Smart gaming glove is lightweight and flexible
Researchers from the National University of Singapore (NUS) have developed a smart gaming glove — called ‘InfinityGlove’ — that allows users to mimic a variety of in-game controls using simple hand gestures, without the need for additional wiring to connect it to a computer.
While the concept of controlling a game using your hands is not new, the main problems have always been weight and flexibility. Smart glove-type controllers available on the market now are usually bulky and rigid, as they rely on conventional sensors.
The InfinityGlove overcomes these problems by weaving ultrathin, highly sensitive microfibre sensors into the material of the glove. Each of these stretchable microfibres, about the same thickness as a strand of human hair, is filled with a conductive liquid metal. A small electric current runs through the conductive liquid metal, creating an electrical reading signal that changes when the fibres are bent and as the liquid metal is displaced.

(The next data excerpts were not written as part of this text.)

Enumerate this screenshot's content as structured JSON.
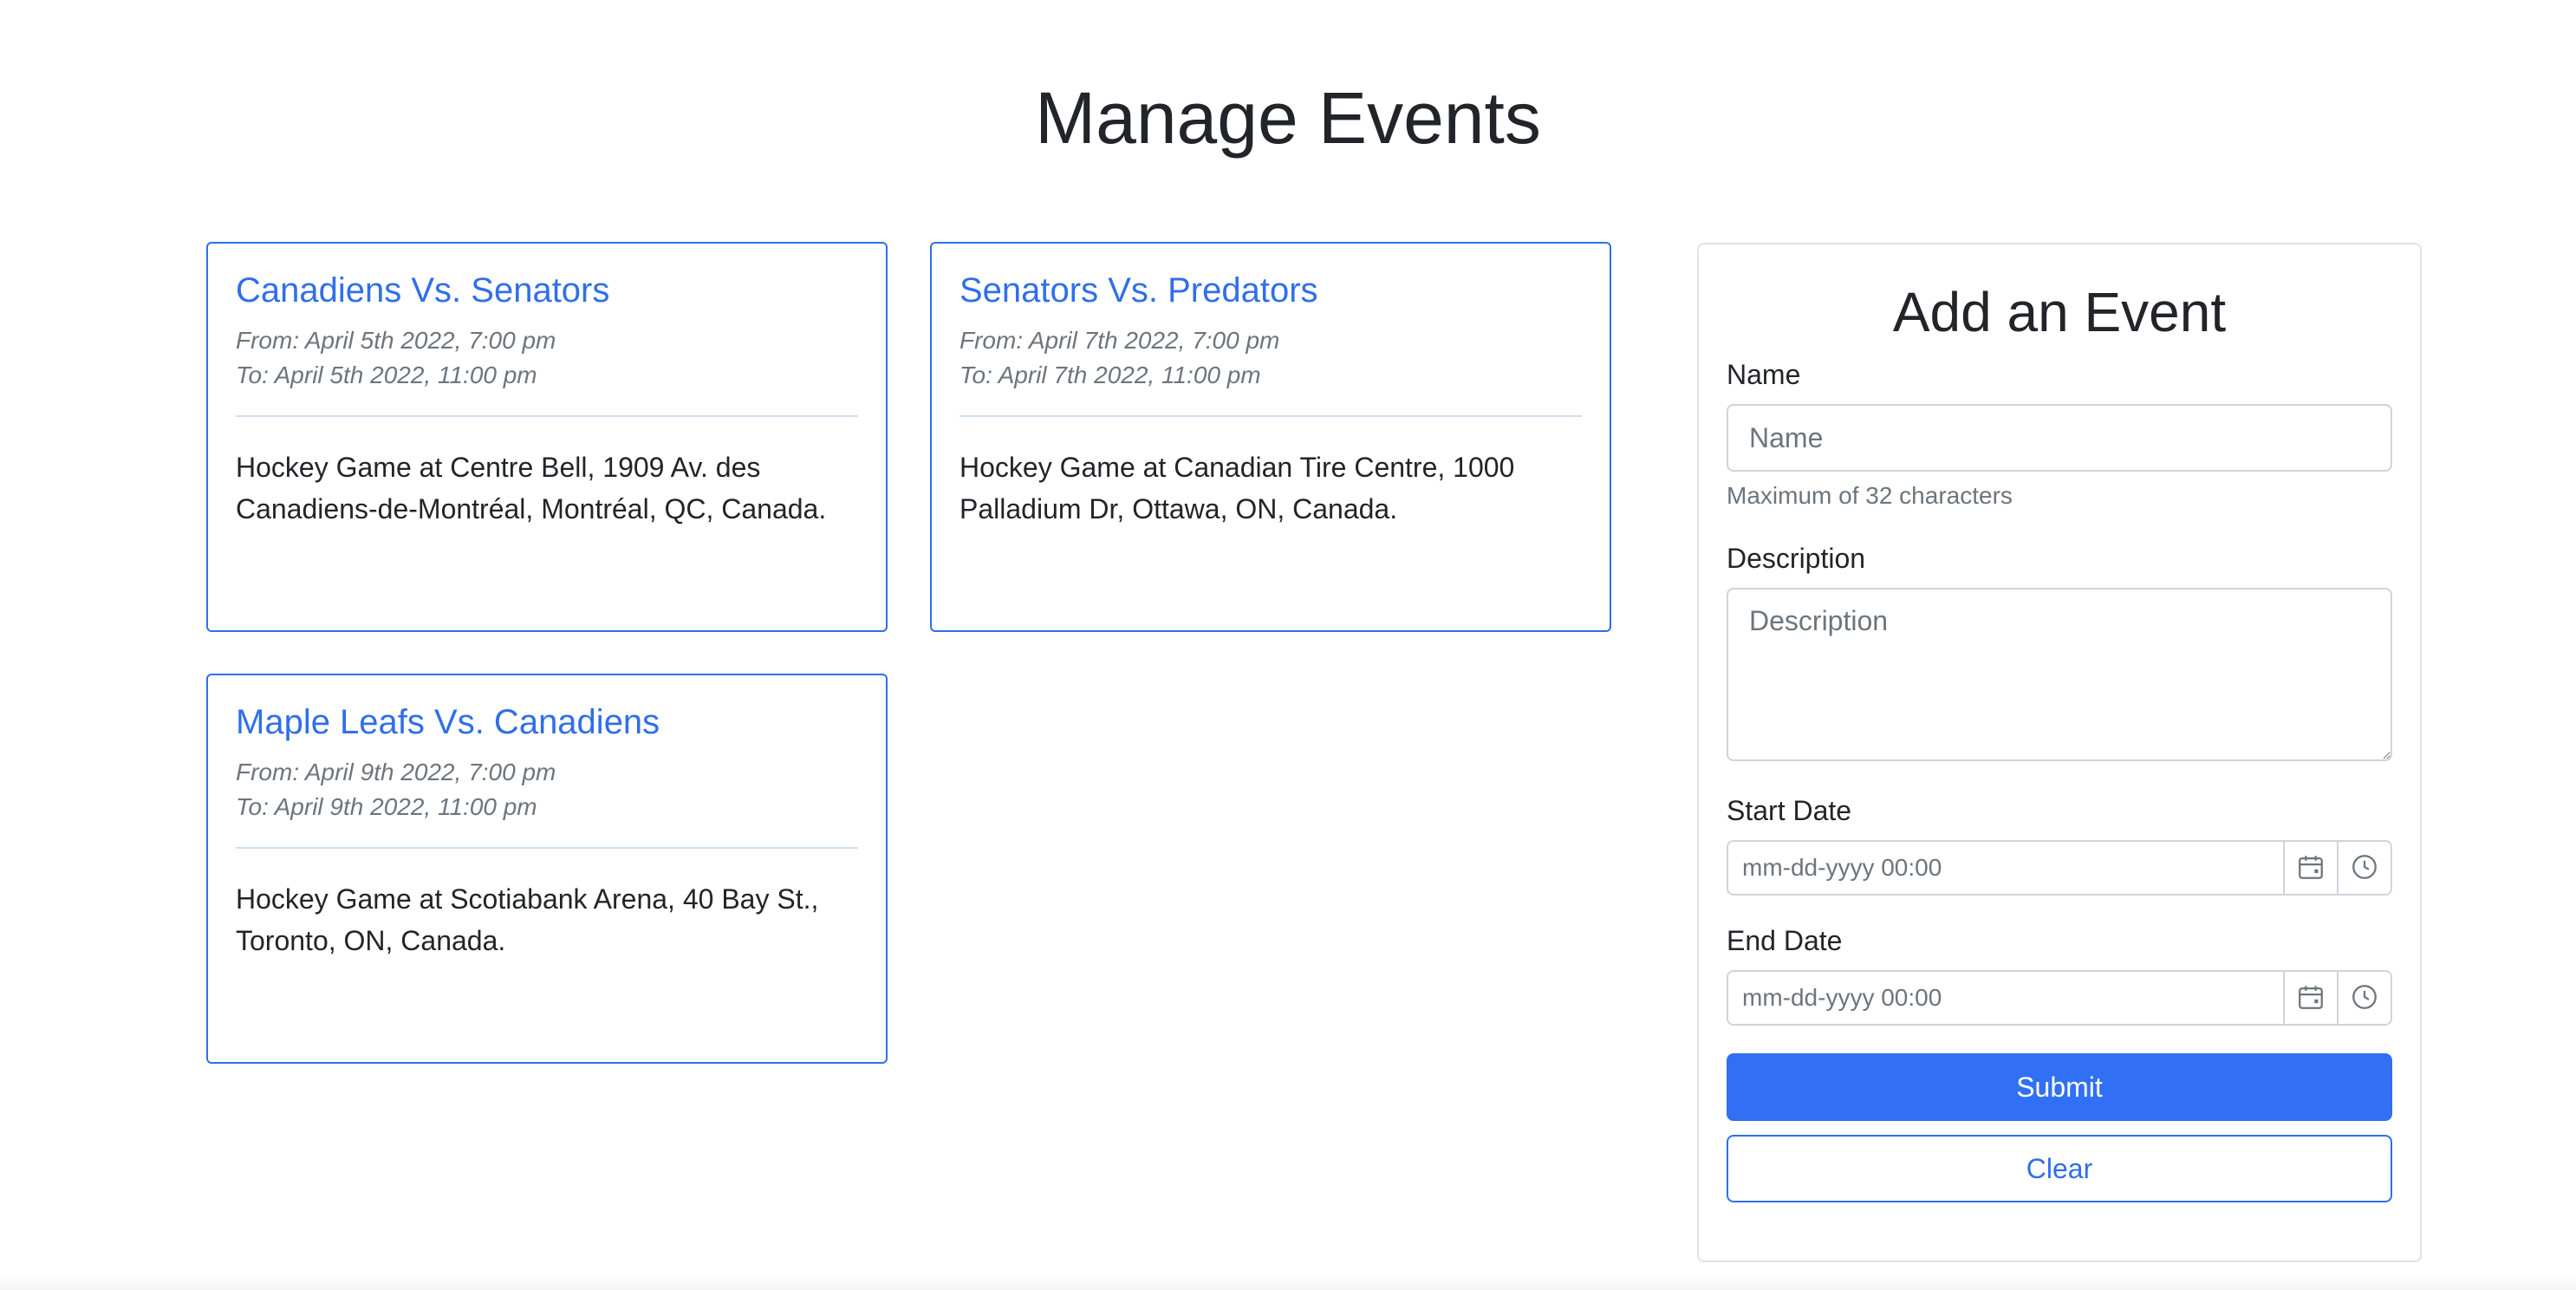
{
  "page": {
    "title": "Manage Events"
  },
  "events": [
    {
      "title": "Canadiens Vs. Senators",
      "from": "From: April 5th 2022, 7:00 pm",
      "to": "To: April 5th 2022, 11:00 pm",
      "description": "Hockey Game at Centre Bell, 1909 Av. des Canadiens-de-Montréal, Montréal, QC, Canada."
    },
    {
      "title": "Senators Vs. Predators",
      "from": "From: April 7th 2022, 7:00 pm",
      "to": "To: April 7th 2022, 11:00 pm",
      "description": "Hockey Game at Canadian Tire Centre, 1000 Palladium Dr, Ottawa, ON, Canada."
    },
    {
      "title": "Maple Leafs Vs. Canadiens",
      "from": "From: April 9th 2022, 7:00 pm",
      "to": "To: April 9th 2022, 11:00 pm",
      "description": "Hockey Game at Scotiabank Arena, 40 Bay St., Toronto, ON, Canada."
    }
  ],
  "form": {
    "title": "Add an Event",
    "name_label": "Name",
    "name_placeholder": "Name",
    "name_help": "Maximum of 32 characters",
    "description_label": "Description",
    "description_placeholder": "Description",
    "start_label": "Start Date",
    "start_placeholder": "mm-dd-yyyy 00:00",
    "end_label": "End Date",
    "end_placeholder": "mm-dd-yyyy 00:00",
    "submit_label": "Submit",
    "clear_label": "Clear"
  },
  "icons": {
    "calendar": "calendar-icon",
    "clock": "clock-icon"
  },
  "colors": {
    "accent": "#2f6fea",
    "primary_button": "#3170f4",
    "muted_text": "#6c757d",
    "border": "#ced4da"
  }
}
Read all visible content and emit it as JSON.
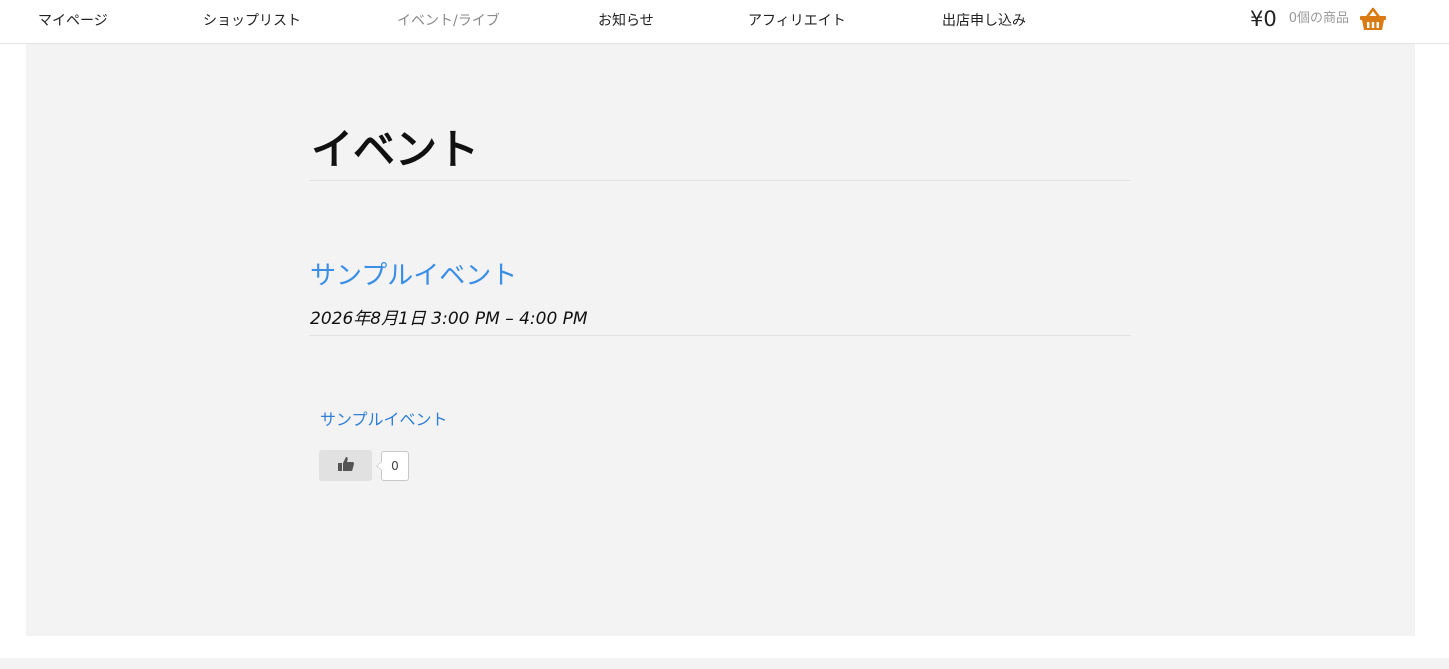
{
  "nav": {
    "items": [
      {
        "label": "マイページ"
      },
      {
        "label": "ショップリスト"
      },
      {
        "label": "イベント/ライブ"
      },
      {
        "label": "お知らせ"
      },
      {
        "label": "アフィリエイト"
      },
      {
        "label": "出店申し込み"
      }
    ]
  },
  "cart": {
    "total": "¥0",
    "count_label": "0個の商品",
    "icon": "basket-icon",
    "icon_color": "#d97a12"
  },
  "page": {
    "title": "イベント"
  },
  "event": {
    "title": "サンプルイベント",
    "date": "2026年8月1日 3:00 PM – 4:00 PM",
    "link_label": "サンプルイベント",
    "like_icon": "thumbs-up-icon",
    "like_count": "0"
  },
  "colors": {
    "link": "#3a8ee6",
    "content_bg": "#f3f3f3",
    "current_nav": "#8a8a8a"
  }
}
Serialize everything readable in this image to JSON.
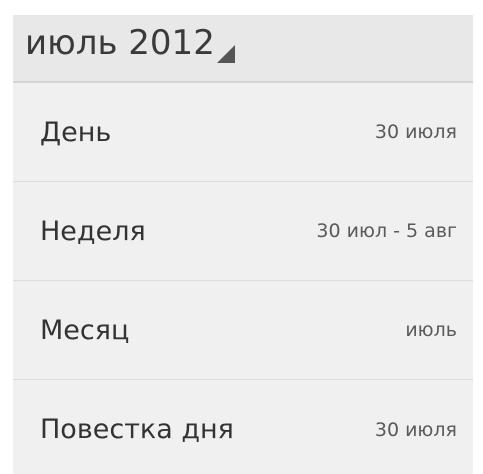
{
  "header": {
    "title": "июль 2012"
  },
  "view_options": [
    {
      "label": "День",
      "value": "30 июля"
    },
    {
      "label": "Неделя",
      "value": "30 июл - 5 авг"
    },
    {
      "label": "Месяц",
      "value": "июль"
    },
    {
      "label": "Повестка дня",
      "value": "30 июля"
    }
  ],
  "colors": {
    "header_background": "#e8e8e8",
    "list_background": "#f0f0f0",
    "divider": "#dcdcdc"
  }
}
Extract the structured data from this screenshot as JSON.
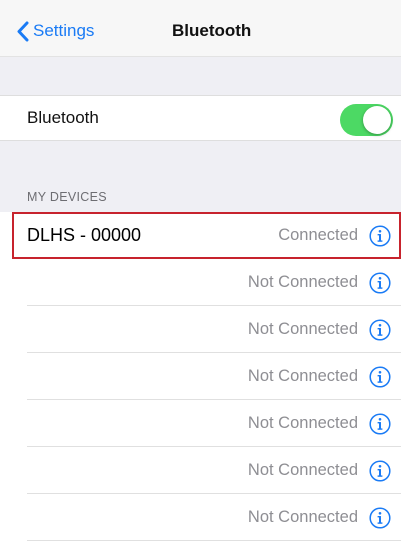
{
  "navbar": {
    "back_label": "Settings",
    "title": "Bluetooth"
  },
  "bluetooth_row": {
    "label": "Bluetooth",
    "toggle_on": true,
    "toggle_color": "#4cd964"
  },
  "section_header": "MY DEVICES",
  "devices": [
    {
      "name": "DLHS - 00000",
      "status": "Connected"
    },
    {
      "name": "",
      "status": "Not Connected"
    },
    {
      "name": "",
      "status": "Not Connected"
    },
    {
      "name": "",
      "status": "Not Connected"
    },
    {
      "name": "",
      "status": "Not Connected"
    },
    {
      "name": "",
      "status": "Not Connected"
    },
    {
      "name": "",
      "status": "Not Connected"
    }
  ],
  "colors": {
    "accent": "#1a7bf5",
    "highlight_border": "#c7232d"
  }
}
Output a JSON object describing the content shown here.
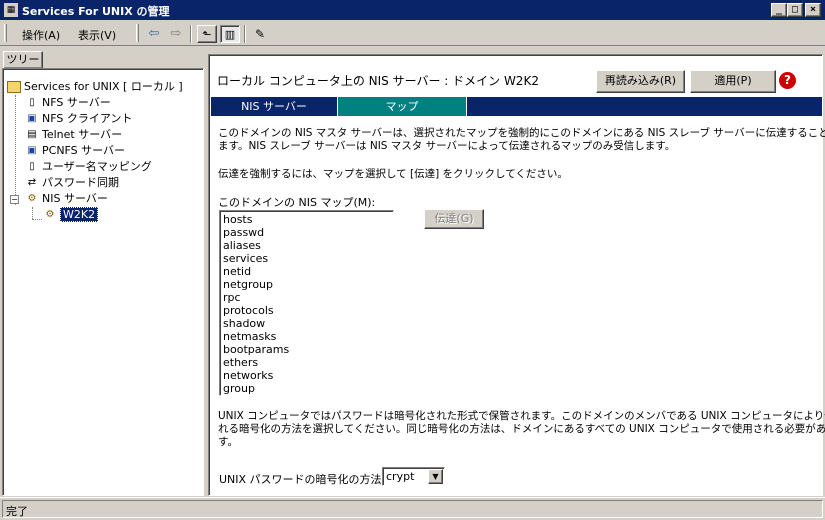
{
  "window": {
    "title": "Services For UNIX の管理",
    "min": "_",
    "max": "□",
    "close": "×"
  },
  "menu": {
    "action": "操作(A)",
    "view": "表示(V)"
  },
  "toolbar": {
    "icons": [
      "back-arrow-icon",
      "forward-arrow-icon",
      "up-folder-icon",
      "show-tree-icon",
      "help-icon"
    ]
  },
  "tree": {
    "tab_label": "ツリー",
    "root": "Services for UNIX [ ローカル ]",
    "items": [
      "NFS サーバー",
      "NFS クライアント",
      "Telnet サーバー",
      "PCNFS サーバー",
      "ユーザー名マッピング",
      "パスワード同期",
      "NIS サーバー"
    ],
    "child": "W2K2"
  },
  "main": {
    "header": "ローカル コンピュータ上の NIS サーバー : ドメイン W2K2",
    "reload_button": "再読み込み(R)",
    "apply_button": "適用(P)",
    "tabs": [
      "NIS サーバー",
      "マップ"
    ],
    "desc1_line1": "このドメインの NIS マスタ サーバーは、選択されたマップを強制的にこのドメインにある NIS スレーブ サーバーに伝達することができ",
    "desc1_line2": "ます。NIS スレーブ サーバーは NIS マスタ サーバーによって伝達されるマップのみ受信します。",
    "desc2": "伝達を強制するには、マップを選択して [伝達] をクリックしてください。",
    "maps_label": "このドメインの NIS マップ(M):",
    "maps": [
      "hosts",
      "passwd",
      "aliases",
      "services",
      "netid",
      "netgroup",
      "rpc",
      "protocols",
      "shadow",
      "netmasks",
      "bootparams",
      "ethers",
      "networks",
      "group"
    ],
    "propagate_button": "伝達(G)",
    "desc3_line1": "UNIX コンピュータではパスワードは暗号化された形式で保管されます。このドメインのメンバである UNIX コンピュータにより使用さ",
    "desc3_line2": "れる暗号化の方法を選択してください。同じ暗号化の方法は、ドメインにあるすべての UNIX コンピュータで使用される必要がありま",
    "desc3_line3": "す。",
    "encryption_label": "UNIX パスワードの暗号化の方法:",
    "encryption_value": "crypt"
  },
  "status": {
    "text": "完了"
  },
  "colors": {
    "title_bg": "#0a246a",
    "tab_active": "#008080",
    "help_red": "#cc0000"
  }
}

The application of this sensor technology, previously used by the NUS team to measure pulse and bandage pressure, enables the InfinityGlove to accurately map finger gestures for human–machine interaction. Each InfinityGlove contains a total of five thread-like sensors, one for each finger, which can interface with the game software to produce accurate 3D positions of a moving hand. Linked up to the team’s proprietary software, the sensors can rapidly translate the gestures via electrical signals into command inputs at a speed that is almost the same as pressing a button on the keyboard.
“We were very much inspired by the need to remotely control tasks with just hand gestures,” said team leader Professor Lim Chwee Teck. “Current commercially available technology is not very responsive and causes a strain on the user’s hands after prolonged use due to their bulky set-up. We envision that gesture-based control using our lightweight smart gloves can bring us one step closer to a truly immersive interface between humans and machines.”
To date, the team has mapped a total of 11 inputs and commands which allow users to play games such as Battlefield V. Their next steps include extending the glove’s capabilities into the world of virtual reality, complex games and robotic control. Other applications could include hand rehabilitation for patients, as gamification motivates patients to continue their hand exercise regimes through immersive play and medical professionals can track the progress of their patient’s joint movements at the same time.
The team took two years to develop a working prototype of the InfinityGlove and are also producing the microfibre sensors commercially for other applications. This technology is being commercialised by NUS start-up Microtube Technologies, co-founded by Prof Lim with team members Dr Yeo Joo Chuan and Dr Yu Longteng.